As relações entre França e Turquia nunca estiveram tão tensas desde o fim da Primeira Guerra Mundial, há mais de um século. No último sábado, o presidente turco deu início a uma escalada de “insultos” [sic, Palácio do Eliseu], dizendo que Macron precisava “se submeter a exames mentais” por promover o “separatismo islâmico”. A chanceler alemã, Angela Merkel, classificou de “difamatórias” e “inaceitáveis” as declarações do líder turco e expressou sua “solidariedade” com Paris.

Erdogan não gostou de Macron ter dito que a França continuaria a publicar caricaturas de Maomé, na sequência do assassinato do professor Samuel Paty, decapitado perto de Paris por ter exibido desenhos do profeta Maomé em uma aula de educação moral e cívica destinada a explicar os princípios da laicidade e da liberdade de expressão, pilares da democracia francesa.

“A crescente islamofobia no Ocidente se tornou um ataque total ao Alcorão e ao profeta”, declarou Erdogan. Além disso, o presidente turco lançou um apelo internacional de boicote aos produtos franceses em países de maioria muçulmana.

Desde o fim de semana, protestos em várias localidades levaram milhares de muçulmanos às ruas, boa parte deles fundamentalistas. Eles queimaram imagens de Macron e prometeram novos ataques contra os interesses franceses.

A União Europeia tem condenado a nova escalada de Erdogan, que busca se posicionar como um grande representante religioso e porta-voz do Oriente Médio.

Irã lança advertência à França

O presidente iraniano, Hassan Rohani, alertou que insultar Maomé pode levar à “violência”. “Insultar o profeta não é um feito. É imoral. Encoraja a violência”, declarou Rohani em um discurso transmitido pela televisão nesta quarta-feira. Rohani também pediu ao Ocidente “que pare de se intrometer nos assuntos internos dos muçulmanos” se “realmente quiser alcançar paz, igualdade, a calma e a segurança em nossas sociedades atuais”.

Diante desta atmosfera deletéria alimentada por Erdogan, o Ministério das Relações Exteriores exorta os franceses a serem cautelosos em países do mundo muçulmano, principalmente onde ocorrem manifestações contra a França.

Hollande defende saída da Turquia da OTAN

Em entrevista à rádio France Info nesta quarta-feira, o ex-presidente socialista François Hollande questionou a presença da Turquia na OTAN. “O comportamento agressivo da Turquia coloca o problema da [sua] presença na Aliança Atlântica”, declarou Hollande. “Esta questão não pode mais ser descartada”, ele insistiu.

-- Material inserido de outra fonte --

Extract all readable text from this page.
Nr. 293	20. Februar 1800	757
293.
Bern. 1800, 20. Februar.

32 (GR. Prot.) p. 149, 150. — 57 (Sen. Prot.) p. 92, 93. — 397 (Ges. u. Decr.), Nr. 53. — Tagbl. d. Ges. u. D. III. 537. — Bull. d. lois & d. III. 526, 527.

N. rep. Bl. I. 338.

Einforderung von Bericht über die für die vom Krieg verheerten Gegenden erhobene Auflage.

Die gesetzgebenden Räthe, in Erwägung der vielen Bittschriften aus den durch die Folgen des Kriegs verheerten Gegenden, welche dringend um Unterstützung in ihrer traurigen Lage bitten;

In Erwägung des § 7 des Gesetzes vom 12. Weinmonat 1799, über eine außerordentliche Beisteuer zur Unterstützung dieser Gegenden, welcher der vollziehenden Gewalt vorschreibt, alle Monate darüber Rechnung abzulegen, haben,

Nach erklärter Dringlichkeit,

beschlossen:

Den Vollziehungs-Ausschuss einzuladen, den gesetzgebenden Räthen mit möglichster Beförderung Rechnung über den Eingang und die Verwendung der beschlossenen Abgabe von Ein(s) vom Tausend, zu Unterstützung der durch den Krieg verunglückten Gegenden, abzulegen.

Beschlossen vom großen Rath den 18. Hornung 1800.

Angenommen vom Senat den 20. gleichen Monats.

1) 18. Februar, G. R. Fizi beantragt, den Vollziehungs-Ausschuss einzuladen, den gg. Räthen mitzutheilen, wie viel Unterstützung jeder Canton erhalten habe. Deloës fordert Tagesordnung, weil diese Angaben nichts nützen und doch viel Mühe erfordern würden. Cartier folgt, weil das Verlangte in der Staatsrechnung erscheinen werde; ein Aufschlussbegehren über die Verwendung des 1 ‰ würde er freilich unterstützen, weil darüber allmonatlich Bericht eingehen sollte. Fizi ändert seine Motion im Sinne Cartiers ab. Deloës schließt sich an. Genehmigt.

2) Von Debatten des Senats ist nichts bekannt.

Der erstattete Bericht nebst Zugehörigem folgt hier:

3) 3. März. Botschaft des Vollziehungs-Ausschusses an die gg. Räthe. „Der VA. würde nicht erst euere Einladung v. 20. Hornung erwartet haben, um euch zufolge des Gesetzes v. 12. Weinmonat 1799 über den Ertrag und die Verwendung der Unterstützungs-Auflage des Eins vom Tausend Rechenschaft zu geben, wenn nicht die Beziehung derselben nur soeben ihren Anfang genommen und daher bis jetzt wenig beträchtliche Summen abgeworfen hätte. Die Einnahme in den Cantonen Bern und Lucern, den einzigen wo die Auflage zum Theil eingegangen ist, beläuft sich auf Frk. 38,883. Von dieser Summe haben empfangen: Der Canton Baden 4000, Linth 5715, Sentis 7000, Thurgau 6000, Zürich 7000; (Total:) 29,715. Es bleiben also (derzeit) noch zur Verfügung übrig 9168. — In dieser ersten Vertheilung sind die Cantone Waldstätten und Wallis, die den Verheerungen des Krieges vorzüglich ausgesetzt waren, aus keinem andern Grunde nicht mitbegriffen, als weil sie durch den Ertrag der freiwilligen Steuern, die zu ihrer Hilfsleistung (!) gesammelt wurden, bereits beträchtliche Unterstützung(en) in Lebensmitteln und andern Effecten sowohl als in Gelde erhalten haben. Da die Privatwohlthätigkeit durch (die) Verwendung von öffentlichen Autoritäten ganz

Em meio a esse grave atrito entre Paris e Ancara, o clube francês Paris-Saint-Germain (PSG) enfrenta hoje o jovem time de Basaksehir, atual titular do campeonato turco, pela Liga dos Campeões. Erdogan é torcedor do Basaksehir.

A partida será disputada a portas fechadas por causa da Covid-19. Oficialmente, é apenas um encontro esportivo, mas a maioria dos torcedores turcos nacionalistas veem o jogo como um novo duelo entre Erdogan e Macron.